Laramie residents with ideas, suggestions or concerns about health care services and systems within the community will have the chance to be heard as part of Ivinson Memorial Hospitals community health needs assessment through the next year.
“This is the first community health needs assessment that Ivinson has spearheaded,” said Beth Young Jones, executive director of the IMH Foundation and IMH administrator. “There are so many wonderful things happening in Laramie; there’s such a vision for where this community is going. This is just one critical piece of the puzzle when it comes to looking at where Laramie wants to be several years from now — specific to health care, of course.”
The assessment, expected to be finished around June 2020, is a requirement under the Affordable Care Act for nonprofit hospitals; IMH started under its nonprofit status in January 2018.
Although IMH is coordinating the effort, the goal is to create a comprehensive, community-based assessment. Jones said a steering committee of 30 nonprofits and community stakeholders — including the Laramie Chamber Business Alliance, the Laramie Soup Kitchen, the Cathedral Home for Children and more — are participating with ideas, concerns and their own needs.

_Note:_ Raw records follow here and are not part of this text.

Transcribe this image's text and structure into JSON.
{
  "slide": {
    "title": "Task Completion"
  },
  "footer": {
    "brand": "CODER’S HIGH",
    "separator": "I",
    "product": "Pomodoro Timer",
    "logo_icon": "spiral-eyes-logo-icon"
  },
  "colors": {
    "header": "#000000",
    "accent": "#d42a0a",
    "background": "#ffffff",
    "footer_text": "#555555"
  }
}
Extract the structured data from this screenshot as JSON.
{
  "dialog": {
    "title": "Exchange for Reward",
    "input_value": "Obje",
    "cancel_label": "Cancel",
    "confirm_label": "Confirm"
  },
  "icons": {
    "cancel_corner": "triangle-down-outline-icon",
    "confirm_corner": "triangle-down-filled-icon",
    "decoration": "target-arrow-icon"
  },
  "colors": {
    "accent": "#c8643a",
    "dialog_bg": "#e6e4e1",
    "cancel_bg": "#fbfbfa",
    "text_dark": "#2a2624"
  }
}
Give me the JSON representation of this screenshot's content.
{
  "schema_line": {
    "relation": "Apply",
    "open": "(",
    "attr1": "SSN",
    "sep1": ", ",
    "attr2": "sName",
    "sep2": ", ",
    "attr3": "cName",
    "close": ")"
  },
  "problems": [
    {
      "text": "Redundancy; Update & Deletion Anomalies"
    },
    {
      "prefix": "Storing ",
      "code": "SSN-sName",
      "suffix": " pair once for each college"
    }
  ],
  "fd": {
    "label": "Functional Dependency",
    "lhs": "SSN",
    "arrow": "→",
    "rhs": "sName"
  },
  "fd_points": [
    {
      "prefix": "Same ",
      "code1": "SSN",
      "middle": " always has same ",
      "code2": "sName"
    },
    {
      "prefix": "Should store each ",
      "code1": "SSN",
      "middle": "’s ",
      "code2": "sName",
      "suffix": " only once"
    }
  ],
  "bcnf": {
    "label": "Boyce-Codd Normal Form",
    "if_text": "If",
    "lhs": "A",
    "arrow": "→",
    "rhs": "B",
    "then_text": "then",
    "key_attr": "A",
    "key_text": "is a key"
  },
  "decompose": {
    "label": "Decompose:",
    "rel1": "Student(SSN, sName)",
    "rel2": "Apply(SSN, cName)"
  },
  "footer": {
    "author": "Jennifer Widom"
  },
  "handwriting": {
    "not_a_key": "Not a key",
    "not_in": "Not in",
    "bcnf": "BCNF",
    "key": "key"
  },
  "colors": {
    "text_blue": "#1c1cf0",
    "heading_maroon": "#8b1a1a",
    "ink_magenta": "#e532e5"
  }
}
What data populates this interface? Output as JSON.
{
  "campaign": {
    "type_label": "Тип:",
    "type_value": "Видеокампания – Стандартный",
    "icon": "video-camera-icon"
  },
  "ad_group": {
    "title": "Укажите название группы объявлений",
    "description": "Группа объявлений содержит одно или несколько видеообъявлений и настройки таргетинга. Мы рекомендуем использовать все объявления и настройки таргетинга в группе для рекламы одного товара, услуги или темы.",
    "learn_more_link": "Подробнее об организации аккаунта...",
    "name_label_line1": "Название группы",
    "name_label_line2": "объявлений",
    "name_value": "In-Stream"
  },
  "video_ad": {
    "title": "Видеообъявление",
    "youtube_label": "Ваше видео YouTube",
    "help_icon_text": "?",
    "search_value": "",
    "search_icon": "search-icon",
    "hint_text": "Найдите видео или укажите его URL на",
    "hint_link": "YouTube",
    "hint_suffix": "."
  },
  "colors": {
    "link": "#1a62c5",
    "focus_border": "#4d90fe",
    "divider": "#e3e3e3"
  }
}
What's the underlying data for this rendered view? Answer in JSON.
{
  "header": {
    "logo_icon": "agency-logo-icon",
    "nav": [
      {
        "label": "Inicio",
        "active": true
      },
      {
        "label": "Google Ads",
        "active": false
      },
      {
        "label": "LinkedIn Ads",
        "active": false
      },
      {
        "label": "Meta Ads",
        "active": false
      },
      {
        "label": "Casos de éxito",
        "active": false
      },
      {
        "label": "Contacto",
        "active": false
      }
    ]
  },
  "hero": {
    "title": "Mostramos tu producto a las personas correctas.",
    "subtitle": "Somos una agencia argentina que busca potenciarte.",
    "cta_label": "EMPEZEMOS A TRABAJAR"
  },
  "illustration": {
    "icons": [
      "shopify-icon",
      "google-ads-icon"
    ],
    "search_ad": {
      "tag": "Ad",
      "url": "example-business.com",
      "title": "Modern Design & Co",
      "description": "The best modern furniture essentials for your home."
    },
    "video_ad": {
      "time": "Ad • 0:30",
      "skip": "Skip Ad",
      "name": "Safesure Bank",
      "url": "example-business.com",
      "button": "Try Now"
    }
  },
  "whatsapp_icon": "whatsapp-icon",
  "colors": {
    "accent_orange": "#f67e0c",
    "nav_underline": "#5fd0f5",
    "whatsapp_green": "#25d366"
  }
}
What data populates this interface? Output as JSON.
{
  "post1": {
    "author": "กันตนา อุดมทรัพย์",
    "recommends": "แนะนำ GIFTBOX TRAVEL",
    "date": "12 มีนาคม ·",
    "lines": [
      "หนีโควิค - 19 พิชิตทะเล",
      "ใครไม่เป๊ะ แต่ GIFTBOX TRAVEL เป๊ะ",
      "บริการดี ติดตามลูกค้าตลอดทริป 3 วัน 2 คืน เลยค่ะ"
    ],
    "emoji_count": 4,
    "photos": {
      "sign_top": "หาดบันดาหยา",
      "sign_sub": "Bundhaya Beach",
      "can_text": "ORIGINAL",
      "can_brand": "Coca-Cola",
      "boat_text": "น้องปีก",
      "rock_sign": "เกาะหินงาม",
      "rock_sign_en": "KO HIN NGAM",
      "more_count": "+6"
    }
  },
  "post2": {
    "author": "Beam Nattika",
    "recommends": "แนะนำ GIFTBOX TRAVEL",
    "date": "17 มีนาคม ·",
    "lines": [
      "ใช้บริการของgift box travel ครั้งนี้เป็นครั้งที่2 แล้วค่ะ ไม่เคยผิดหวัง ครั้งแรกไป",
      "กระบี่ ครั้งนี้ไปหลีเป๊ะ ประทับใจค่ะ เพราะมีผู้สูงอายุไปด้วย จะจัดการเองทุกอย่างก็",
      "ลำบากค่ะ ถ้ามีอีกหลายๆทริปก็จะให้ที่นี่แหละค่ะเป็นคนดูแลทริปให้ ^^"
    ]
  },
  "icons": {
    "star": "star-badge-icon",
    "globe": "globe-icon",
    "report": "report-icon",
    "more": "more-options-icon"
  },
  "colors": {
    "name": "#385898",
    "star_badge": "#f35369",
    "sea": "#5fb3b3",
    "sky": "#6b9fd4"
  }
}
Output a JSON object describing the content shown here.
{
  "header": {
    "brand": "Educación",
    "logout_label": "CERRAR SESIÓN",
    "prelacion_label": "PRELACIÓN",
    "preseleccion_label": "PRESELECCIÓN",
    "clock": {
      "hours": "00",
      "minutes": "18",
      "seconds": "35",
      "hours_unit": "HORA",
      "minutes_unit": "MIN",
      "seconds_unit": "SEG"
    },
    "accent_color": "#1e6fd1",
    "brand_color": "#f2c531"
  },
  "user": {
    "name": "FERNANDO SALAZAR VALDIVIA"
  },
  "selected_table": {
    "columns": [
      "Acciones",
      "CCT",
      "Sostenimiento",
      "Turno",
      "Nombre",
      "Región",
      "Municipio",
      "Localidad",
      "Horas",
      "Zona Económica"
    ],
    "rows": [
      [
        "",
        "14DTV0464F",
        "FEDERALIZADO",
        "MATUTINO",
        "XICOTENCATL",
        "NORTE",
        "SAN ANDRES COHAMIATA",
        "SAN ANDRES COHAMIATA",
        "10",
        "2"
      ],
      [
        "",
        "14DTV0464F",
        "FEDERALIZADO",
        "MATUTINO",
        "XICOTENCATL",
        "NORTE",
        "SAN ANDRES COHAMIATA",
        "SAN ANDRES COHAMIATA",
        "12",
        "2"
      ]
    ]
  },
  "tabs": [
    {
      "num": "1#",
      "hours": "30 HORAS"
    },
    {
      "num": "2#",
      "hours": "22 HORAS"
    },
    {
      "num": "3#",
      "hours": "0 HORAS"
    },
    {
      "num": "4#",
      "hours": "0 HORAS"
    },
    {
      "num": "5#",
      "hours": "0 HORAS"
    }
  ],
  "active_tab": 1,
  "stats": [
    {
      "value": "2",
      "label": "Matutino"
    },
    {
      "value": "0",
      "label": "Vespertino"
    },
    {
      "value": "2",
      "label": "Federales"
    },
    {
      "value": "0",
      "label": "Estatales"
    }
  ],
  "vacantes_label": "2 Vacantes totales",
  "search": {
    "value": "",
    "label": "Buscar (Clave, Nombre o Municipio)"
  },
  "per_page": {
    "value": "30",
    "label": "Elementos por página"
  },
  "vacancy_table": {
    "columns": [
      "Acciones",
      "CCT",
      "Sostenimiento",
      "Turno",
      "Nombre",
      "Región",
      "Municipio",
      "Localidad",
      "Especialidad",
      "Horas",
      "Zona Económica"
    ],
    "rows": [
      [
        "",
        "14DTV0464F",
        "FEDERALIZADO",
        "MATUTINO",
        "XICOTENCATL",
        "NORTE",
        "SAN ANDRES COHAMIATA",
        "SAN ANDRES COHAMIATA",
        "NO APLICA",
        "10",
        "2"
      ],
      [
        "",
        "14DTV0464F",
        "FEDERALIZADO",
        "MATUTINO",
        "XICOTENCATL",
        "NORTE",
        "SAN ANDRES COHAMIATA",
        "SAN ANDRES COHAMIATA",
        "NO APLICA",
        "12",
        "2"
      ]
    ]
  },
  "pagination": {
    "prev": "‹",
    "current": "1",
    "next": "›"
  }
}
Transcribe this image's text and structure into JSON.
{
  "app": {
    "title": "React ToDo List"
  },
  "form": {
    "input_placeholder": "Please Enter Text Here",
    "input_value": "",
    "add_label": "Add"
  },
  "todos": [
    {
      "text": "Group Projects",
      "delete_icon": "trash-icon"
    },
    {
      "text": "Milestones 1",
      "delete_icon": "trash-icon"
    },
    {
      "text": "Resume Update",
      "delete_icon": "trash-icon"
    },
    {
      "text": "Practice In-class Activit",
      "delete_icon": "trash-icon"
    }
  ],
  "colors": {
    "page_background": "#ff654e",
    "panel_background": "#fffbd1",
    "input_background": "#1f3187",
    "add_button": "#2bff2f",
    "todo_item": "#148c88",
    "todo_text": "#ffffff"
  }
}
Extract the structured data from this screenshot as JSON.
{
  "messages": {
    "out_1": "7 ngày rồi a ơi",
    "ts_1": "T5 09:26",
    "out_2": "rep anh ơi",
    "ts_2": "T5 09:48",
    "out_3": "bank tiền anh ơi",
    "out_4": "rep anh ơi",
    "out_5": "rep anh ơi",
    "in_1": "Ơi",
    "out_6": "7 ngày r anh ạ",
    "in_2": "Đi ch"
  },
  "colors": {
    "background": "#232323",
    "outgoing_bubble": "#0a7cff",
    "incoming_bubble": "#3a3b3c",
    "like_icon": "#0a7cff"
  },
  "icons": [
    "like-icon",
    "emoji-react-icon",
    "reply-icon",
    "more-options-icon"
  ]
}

“I feel like health weaves its way into absolutely everything that we see in our community,” she said. “So, when we put out the call to organizations throughout the community to say, ‘Hey, can you participate and be involved in this?’ and they respond with not only a yes but action behind their desire to participate, it says so much of Laramie.”
Jones said in her experience conducting similar assessments for the state, she found that many organizations conduct nearly identical assessments for a variety of reasons — to comply with grant funding requirements, for example — spending money to answer many of the same questions.
“The administration of the hospital decided that we would take a more comprehensive approach, asking questions that resonate with several different service organizations so that we could really dig into the issues that affect health in the community and look at it from a perspective that’s bigger than just Ivinson,” she said.
The public will also have a chance to get involved with listening sessions scheduled for 3:30-4:30 p.m. Sept. 23 and 5:30-6:30 p.m. Sept. 24 at the Albany County Public Library’s community room. Food and childcare will be provided.
“People can come and voice their opinion and give their insight into health constructs that exist or don’t exist throughout the community,” Jones said. “The intent is really to make sure that there’s an opportunity for people to be as involved as they would like.”
After spending the fall collecting data from the steering committee, listening sessions and an upcoming community survey, Jones said in the spring the group will compile a list of priorities based on the data and insights.
Not only will the assessment be published on IMH’s website next summer, but paper copies will also be available throughout the community.
“We’re spending so much time gathering the voices, we want to make sure that we also honor the time that everyone is spending as they participate and get the findings out to them as well,” Jones said.